“I’ve got to go to Herschel Island and learn.... Shall I go to Herschel Island?... When can I go to Herschel Island?”

About five minutes elapsed between these questions, Kak taking his father’s silence for consent.

Then Taptuna spoke. “We’ll see,” was all he said, which, as you doubtless understand, is a father’s speech when he does not know quite what to say and cannot directly make up his mind. Presently he added:

“It is too far for you to go alone. Your mother could not spare you yet. But perhaps we might all travel south this summer.”

“All of us!” Kak scouted the thought. “It would be heaps more fun to go with the Kabluna! Who wants Noashak tagging along!”

His father grunted and walked on silently, planning. A journey across Coronation Gulf and inland to the headwaters of the Dease River would be doubly profitable. The country there abounds in wood. Now wood is very scarce where Kak was living. No trees grow on the southwest of Victoria Island, and the prevailing winds combine with the currents in the strait to carry most of the driftwood on to the mainland. Taptuna had broken the runner on his large sled that winter, and had been terribly put about to find material for a new one. But necessity is the mother of invention in the Arctic as elsewhere—when you must do a thing for yourself you find a way to do it. Eskimos are clever about solving this sort of riddle. Taptuna mourned over the sled for a week and then, needing it badly, set about repairs. Taking a musk-ox hide, he soaked it in water, and folding it into the shape of a plank pressed it flat and even. The next step was to carry it outdoors and let it freeze. This of course it did in a very short time and as solid as any kind of wood; so that Taptuna was able to hew out a sled runner exactly as he would have cut one from timber. When this runner was put in place you could hardly tell the difference between the two; but the new one had a great fault. It would only serve during the cold season. When the sun shone hotly and the snow thawed, the runner would thaw too and go flop—the hide be no stiffer than the skins on their beds.
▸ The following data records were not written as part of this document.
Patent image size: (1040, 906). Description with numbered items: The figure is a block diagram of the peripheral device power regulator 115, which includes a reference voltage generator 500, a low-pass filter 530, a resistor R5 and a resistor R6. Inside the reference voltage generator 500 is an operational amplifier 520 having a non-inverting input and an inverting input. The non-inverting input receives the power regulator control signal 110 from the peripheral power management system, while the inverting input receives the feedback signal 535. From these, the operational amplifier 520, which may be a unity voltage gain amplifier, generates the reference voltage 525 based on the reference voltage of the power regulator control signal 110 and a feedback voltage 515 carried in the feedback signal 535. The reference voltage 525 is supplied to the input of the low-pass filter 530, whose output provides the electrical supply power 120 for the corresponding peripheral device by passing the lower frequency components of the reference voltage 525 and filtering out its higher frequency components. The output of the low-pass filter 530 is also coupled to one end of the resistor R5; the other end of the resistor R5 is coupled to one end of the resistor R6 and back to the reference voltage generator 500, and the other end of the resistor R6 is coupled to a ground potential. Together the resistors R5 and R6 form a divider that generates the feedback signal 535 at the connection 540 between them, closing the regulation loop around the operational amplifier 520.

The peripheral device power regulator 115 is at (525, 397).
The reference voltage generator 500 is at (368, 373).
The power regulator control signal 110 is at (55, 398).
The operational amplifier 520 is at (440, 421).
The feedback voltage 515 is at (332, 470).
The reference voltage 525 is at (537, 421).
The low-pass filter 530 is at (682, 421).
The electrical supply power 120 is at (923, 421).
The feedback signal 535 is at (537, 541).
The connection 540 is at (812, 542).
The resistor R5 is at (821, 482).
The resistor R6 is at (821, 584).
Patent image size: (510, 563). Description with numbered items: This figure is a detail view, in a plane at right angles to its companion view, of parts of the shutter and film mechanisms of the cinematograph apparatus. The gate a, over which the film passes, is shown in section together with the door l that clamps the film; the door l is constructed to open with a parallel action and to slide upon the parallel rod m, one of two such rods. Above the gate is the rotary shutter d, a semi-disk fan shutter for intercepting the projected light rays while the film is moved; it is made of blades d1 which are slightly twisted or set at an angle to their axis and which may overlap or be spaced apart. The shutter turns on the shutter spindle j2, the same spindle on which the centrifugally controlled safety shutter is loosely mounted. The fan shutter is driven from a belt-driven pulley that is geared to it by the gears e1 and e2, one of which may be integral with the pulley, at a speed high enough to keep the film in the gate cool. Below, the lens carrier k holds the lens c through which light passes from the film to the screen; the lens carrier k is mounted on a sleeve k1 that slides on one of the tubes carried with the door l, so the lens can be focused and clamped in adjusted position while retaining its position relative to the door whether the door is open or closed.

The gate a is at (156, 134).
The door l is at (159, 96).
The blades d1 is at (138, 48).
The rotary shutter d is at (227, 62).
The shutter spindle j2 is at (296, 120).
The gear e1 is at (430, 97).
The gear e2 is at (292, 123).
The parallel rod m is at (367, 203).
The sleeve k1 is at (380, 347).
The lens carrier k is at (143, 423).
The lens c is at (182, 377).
Taptuna said, “We’ll see,” while he was remembering this broken sleigh, and also that his whole family would need new clothes before next winter. Guninana, like most ladies, had a preference in dress; she considered deerskins the finest and softest for making garments—all their coats, shirts and trousers—everything in fact except their boots, which must be of stronger stuff; and they were sure to find numbers of caribou about Dease River in the late summer when the skins are at their best.

Since he could kill two birds with one stone—that is, supply both their acute needs on this trip, Taptuna decided to go. Kak was at first very scornful.

“Herschel Island or nothing!” he cried, and could only talk of his disappointment.

But later, when he learned that Omialik intended to spend part of the summer at Dease River, and heard the grown-ups planning to meet at Dismal Lake Ford, he decided father’s way was not so bad after all, changed his tune completely, nearly burst with enthusiasm; and bragged about the journey as a great adventure till he made Akpek frightfully jealous.